Caesars, he said, can identify every person who logs onto the sites, track every dollar wagered and track play history. "You have no idea where the money is coming from in your Macau casinos," Garber claimed.
* Garber said the online gambling industry is realistic, catering to a new generation of casino users comfortable with modern technology and the internet, and this offered great opportunities for the industry and an obligation to ensure that players received fair and safe services.
* Abboud warned that if it was legalised the US online gambling market was limited in size and scope, and that there would be casualties among those companies supporting the competitive new business.
* Abboud appeared particularly concerned about the prospect of "bad actors" entering the market, saying: "When you read an article that PokerStars wants to make sure the bad actors can be in the business, then that's bad news for the industry."
* Attacking what he described as unfounded and overblown fears about online gambling, Garber pointed out that in 21 years in the business he had seen billions of dollars in online gambling transactions pass safely through online gambling company systems with few incidents warranting the negative claims that have been made about the genre.
"The fact of the matter is, in all my years, through all the billions of dollars of transactions and revenue that I've seen, the issues of problem or minors gambling have not come to pass, any more than they come to pass in land-based gaming," he observed.
"The incidences of money-laundering and terrorism have not come to pass. What has come to pass is that there are many rogue operators today facing the US, generating billions of dollars of non-taxed, non-regulated revenue."
* Abboud referred to the recent hacking at his company (see previous InfoPowa reports), using it to illustrate the insecurity of the internet. He also referred to lawsuits against Apple, suggesting that adopting online gambling could expose the gambling industry to class action lawsuits.

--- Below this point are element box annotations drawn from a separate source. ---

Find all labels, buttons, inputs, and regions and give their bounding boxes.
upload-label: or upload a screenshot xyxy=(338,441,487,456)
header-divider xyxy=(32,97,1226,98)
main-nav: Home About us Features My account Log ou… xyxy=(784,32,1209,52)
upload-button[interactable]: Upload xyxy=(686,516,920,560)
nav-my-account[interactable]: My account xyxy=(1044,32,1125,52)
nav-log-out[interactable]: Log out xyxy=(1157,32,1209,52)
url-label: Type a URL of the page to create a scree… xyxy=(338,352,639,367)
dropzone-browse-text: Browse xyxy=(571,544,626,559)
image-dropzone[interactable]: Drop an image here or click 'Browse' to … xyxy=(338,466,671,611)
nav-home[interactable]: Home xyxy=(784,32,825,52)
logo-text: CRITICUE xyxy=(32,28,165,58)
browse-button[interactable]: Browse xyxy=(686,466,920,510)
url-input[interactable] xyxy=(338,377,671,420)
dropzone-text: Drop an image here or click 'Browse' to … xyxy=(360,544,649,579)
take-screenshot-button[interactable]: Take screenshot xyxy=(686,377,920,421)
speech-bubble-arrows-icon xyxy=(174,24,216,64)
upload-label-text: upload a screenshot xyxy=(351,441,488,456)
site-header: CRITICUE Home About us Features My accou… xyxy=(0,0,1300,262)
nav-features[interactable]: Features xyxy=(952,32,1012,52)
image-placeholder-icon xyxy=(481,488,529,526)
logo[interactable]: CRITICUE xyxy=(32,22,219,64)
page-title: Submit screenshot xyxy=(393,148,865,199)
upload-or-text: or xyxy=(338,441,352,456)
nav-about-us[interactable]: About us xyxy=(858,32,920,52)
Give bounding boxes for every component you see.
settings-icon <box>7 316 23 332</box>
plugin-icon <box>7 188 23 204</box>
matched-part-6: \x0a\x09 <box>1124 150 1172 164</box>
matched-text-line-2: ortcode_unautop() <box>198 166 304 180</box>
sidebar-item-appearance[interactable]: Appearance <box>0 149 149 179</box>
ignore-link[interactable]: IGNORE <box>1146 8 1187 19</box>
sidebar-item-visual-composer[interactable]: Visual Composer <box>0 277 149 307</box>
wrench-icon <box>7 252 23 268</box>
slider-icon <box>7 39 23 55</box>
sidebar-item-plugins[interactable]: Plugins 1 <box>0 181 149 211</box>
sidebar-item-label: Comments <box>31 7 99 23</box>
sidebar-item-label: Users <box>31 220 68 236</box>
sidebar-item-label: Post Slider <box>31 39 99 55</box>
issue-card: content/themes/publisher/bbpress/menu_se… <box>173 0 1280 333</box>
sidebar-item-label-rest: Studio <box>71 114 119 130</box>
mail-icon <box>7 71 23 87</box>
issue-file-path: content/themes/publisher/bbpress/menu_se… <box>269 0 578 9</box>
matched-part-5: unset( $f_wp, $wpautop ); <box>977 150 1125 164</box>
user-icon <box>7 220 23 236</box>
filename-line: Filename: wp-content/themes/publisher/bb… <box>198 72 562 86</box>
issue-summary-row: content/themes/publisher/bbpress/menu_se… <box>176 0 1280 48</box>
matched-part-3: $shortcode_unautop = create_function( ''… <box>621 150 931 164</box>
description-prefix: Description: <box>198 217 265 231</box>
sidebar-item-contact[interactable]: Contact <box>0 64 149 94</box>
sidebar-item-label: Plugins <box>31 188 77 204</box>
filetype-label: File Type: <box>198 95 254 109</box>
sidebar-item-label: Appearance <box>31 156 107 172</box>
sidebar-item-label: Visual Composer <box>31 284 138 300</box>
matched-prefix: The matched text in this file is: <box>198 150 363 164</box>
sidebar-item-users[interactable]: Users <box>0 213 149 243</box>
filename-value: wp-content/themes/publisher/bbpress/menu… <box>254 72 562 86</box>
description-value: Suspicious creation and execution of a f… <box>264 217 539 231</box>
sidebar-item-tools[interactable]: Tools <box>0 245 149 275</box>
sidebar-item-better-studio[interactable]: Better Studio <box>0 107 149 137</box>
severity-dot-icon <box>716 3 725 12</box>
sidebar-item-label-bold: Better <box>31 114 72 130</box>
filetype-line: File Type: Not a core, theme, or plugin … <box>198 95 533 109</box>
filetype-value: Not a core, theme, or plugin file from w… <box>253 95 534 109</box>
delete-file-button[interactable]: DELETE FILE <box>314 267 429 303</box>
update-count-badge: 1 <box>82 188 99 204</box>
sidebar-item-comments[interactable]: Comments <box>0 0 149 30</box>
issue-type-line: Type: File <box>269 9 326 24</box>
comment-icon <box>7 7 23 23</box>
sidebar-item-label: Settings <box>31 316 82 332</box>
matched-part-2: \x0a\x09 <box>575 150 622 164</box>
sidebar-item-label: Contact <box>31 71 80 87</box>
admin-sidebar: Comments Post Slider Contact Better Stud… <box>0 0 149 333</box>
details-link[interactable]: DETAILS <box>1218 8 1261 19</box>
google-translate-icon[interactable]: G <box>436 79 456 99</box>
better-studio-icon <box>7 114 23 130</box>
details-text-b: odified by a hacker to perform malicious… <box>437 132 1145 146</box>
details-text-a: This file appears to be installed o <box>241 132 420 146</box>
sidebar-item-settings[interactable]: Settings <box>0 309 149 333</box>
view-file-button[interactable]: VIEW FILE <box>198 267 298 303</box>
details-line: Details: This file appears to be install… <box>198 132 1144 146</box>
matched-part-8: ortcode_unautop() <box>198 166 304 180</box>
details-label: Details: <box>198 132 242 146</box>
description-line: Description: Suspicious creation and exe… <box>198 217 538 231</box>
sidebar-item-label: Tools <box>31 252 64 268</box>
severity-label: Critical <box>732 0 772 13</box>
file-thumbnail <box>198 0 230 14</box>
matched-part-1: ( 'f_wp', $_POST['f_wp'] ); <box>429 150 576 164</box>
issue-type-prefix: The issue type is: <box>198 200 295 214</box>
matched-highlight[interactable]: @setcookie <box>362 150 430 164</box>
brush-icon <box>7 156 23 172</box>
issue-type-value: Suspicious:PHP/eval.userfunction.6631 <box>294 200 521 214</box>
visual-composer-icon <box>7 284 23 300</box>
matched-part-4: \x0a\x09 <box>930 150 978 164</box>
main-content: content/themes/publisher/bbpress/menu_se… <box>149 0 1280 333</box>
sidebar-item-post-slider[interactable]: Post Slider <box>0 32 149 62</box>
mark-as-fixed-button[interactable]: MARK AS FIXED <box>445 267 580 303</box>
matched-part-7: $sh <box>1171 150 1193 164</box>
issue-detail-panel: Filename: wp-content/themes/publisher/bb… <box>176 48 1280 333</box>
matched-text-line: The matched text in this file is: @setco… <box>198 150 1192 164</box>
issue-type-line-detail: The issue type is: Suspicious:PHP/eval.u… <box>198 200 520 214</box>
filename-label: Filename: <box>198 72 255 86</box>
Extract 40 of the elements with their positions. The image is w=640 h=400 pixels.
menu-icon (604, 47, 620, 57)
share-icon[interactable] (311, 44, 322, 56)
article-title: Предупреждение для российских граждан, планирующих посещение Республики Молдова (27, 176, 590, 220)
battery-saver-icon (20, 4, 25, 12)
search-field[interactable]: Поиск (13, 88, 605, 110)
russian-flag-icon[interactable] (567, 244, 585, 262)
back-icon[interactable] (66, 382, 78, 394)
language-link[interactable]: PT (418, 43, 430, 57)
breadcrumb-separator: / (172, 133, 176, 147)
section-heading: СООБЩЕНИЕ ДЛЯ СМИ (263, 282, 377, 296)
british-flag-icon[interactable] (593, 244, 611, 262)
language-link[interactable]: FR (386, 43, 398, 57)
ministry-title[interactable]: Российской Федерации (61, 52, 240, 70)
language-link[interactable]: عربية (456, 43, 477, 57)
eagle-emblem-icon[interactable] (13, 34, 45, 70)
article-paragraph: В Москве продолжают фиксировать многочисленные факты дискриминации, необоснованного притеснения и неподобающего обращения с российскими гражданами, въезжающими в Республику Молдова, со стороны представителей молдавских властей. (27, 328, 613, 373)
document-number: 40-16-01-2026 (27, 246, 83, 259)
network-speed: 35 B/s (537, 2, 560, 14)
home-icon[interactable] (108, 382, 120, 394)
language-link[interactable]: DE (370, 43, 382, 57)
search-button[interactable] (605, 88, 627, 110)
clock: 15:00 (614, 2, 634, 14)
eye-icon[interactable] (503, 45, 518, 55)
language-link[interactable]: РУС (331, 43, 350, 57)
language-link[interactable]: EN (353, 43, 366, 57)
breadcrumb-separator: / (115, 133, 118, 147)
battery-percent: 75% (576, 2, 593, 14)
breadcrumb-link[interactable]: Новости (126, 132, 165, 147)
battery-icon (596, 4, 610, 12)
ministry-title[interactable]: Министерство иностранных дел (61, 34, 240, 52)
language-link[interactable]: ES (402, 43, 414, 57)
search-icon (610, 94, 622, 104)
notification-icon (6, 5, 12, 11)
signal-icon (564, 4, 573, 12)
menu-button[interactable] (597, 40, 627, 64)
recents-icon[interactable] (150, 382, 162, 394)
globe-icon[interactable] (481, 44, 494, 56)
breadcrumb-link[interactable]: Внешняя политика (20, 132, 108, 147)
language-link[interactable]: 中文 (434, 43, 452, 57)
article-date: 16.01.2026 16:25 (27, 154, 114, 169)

"We are going to be a lawyer's dream in class-actions lawsuits, a dream for litigators," he suggested.
* Abboud said there did not appear to be any room for compromise in his company's opposition to online gambling, and in his closing remarks he appeared to revert to scare tactics, telling the audience:
"The unluckiest people in this crowd are the Indian tribes and the smaller gaming operators – there is never going to be a market for you. Ever. Either it's going to crush your brick-and-mortar or you just won't be a part of it.
"The really smart operators are going to partner with the gentlemen from Facebook or Google or any of those companies, because they know it better than any of us. The rest of you probably don't have much of a shot, and you should know that up front."
The admittedly unsympathetic consensus of those commenting on the debate appears to be that Garber presented a far more rational and factual argument.
The respected Nolan Dalla blog went so far as to comment:
"If I was in Sheldon Adleson's camp, I'd start looking for a different messenger. Maybe someone who doesn't get "lost" on matters of high-tech. Someone who knows The Venetian's incestuous past with an online site. Someone who doesn't describe the opposition as "creepy."